A deux semaines de l'échéance, le décret d'application a été publié dimanche au Journal officiel.
Cette limitation de vitesse s'appliquera sur les routes secondaires à double sens sans séparateur central (muret, glissière), soit 40% du réseau routier français.
Annoncée le 9 janvier dans le cadre d'un plan gouvernemental visant à réduire le nombre de tués sur les routes, la mesure a depuis déclenché une levée de boucliers des associations d'automobilistes et de motards, rejoints par des élus et même certains ministres. Dans un sondage publié en avril, 76% des Français s'y déclaraient opposés.
Conscient du tollé qu'il allait susciter, le Premier ministre Edouard Philippe s'est toujours dit "prêt à assumer l'impopularité" de cette disposition qui permettra, selon lui, de sauver 300 à 400 vies par an.
"Réduire le nombre de morts et de blessés sur les routes françaises est un véritable enjeu de politique publique", a-t-il ainsi répété le 18 mai, alors que la veille le ministre de l'Intérieur, Gérard Collomb, avait préféré brandir un "joker" quand un élu l'avait interrogé sur le sujet.
Une "clause de rendez-vous" est fixée au 1er juillet 2020. "Si les résultats ne sont pas à la hauteur de nos espérances, (...) le gouvernement prendra ses responsabilités", a assuré Edouard Philippe.
Source de sempiternelles querelles, cette mesure vise à réduire la mortalité routière qui, après le plus-bas historique de 2013 (3.427 morts, métropole et Outremer confondus), est repartie à la hausse entre 2014 et 2016. Cette tendance s'est inversée en 2017 (3.684 morts, -1,4% par rapport à 2016).
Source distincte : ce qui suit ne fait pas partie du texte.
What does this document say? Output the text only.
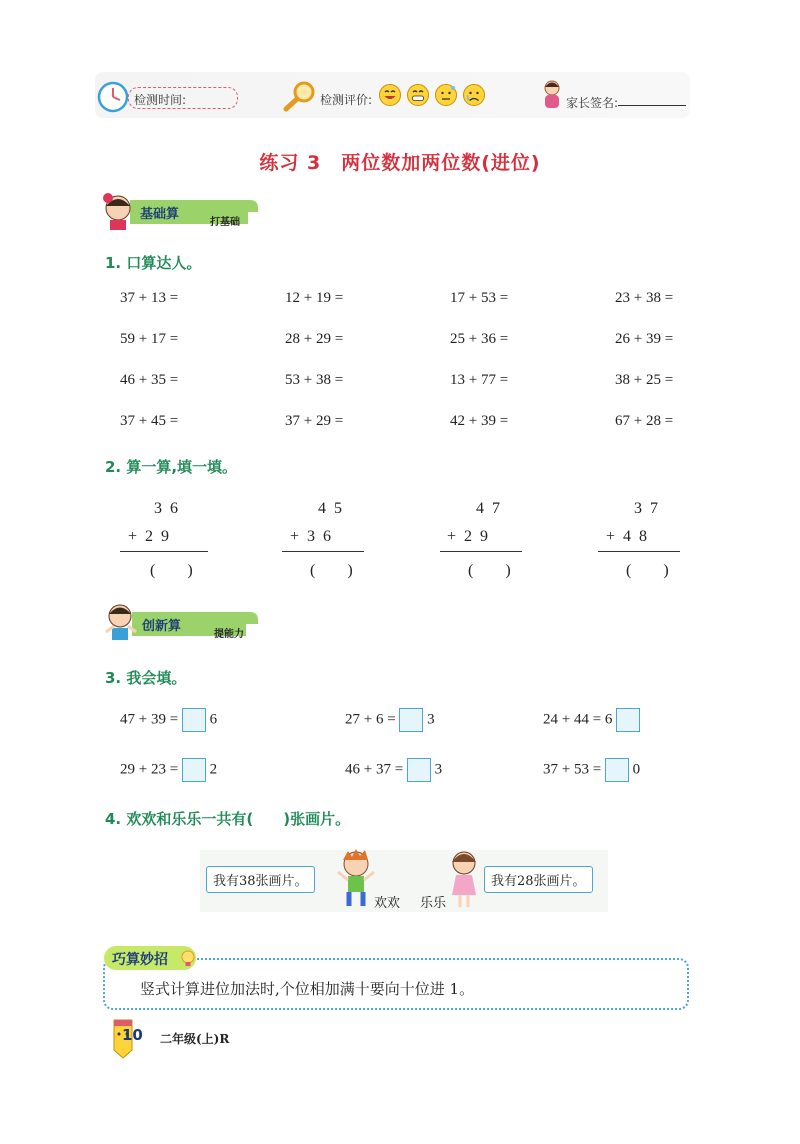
检测时间:	检测评价:	家长签名:
练习 3　两位数加两位数(进位)
基础算
打基础
1. 口算达人。
37 + 13 =	12 + 19 =	17 + 53 =	23 + 38 =
59 + 17 =	28 + 29 =	25 + 36 =	26 + 39 =
46 + 35 =	53 + 38 =	13 + 77 =	38 + 25 =
37 + 45 =	37 + 29 =	42 + 39 =	67 + 28 =
2. 算一算,填一填。
3  6
+  2  9
(　　)
4  5
+  3  6
(　　)
4  7
+  2  9
(　　)
3  7
+  4  8
(　　)
创新算
提能力
3. 我会填。
47 + 39 = 6	27 + 6 = 3	24 + 44 = 6
29 + 23 = 2	46 + 37 = 3	37 + 53 = 0
4. 欢欢和乐乐一共有(　　)张画片。
我有38张画片。	我有28张画片。
欢欢 乐乐
巧算妙招
竖式计算进位加法时,个位相加满十要向十位进 1。
10 二年级(上)R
"Enfin ! C'est LA mesure de rupture nécessaire et indispensable pour remédier à la remontée, puis aujourd'hui la stagnation à un niveau médiocre, de la mortalité routière", se réjouit la présidente de la Ligue contre la violence routière, Chantal Perrichon, saluant le "courage" du gouvernement face aux "lobbies et (aux) hommes politiques politiciens qui ont déployé tant d'énergie pour s'opposer".
Selon elle, cette disposition s'inscrit dans la lignée d'autres mesures "majeures" de sécurité routière, comme l'instauration des radars automatiques (2002) ou la ceinture de sécurité obligatoire (1973), également décidées contre l'avis de l'opinion publique.
Mesure "parisianiste"
Les opposants, qui dénoncent un "passage en force" du gouvernement, affirment que cette baisse de la vitesse n'aura pas d'effet significatif, jugeant notamment dépassé le modèle des chercheurs suédois Nilsson et Elvik sur lequel se basent les partisans du "80 km/h" (une baisse de 1% de la vitesse engendre une diminution de 4% des accidents mortels).
Cette mesure "parisianiste", selon le délégué général de l'association 40 millions d'automobilistes Pierre Chasseray, renforce également le sentiment d'isolement des habitants des zones rurales, où sont situées l'essentiel des routes concernées, estiment-ils.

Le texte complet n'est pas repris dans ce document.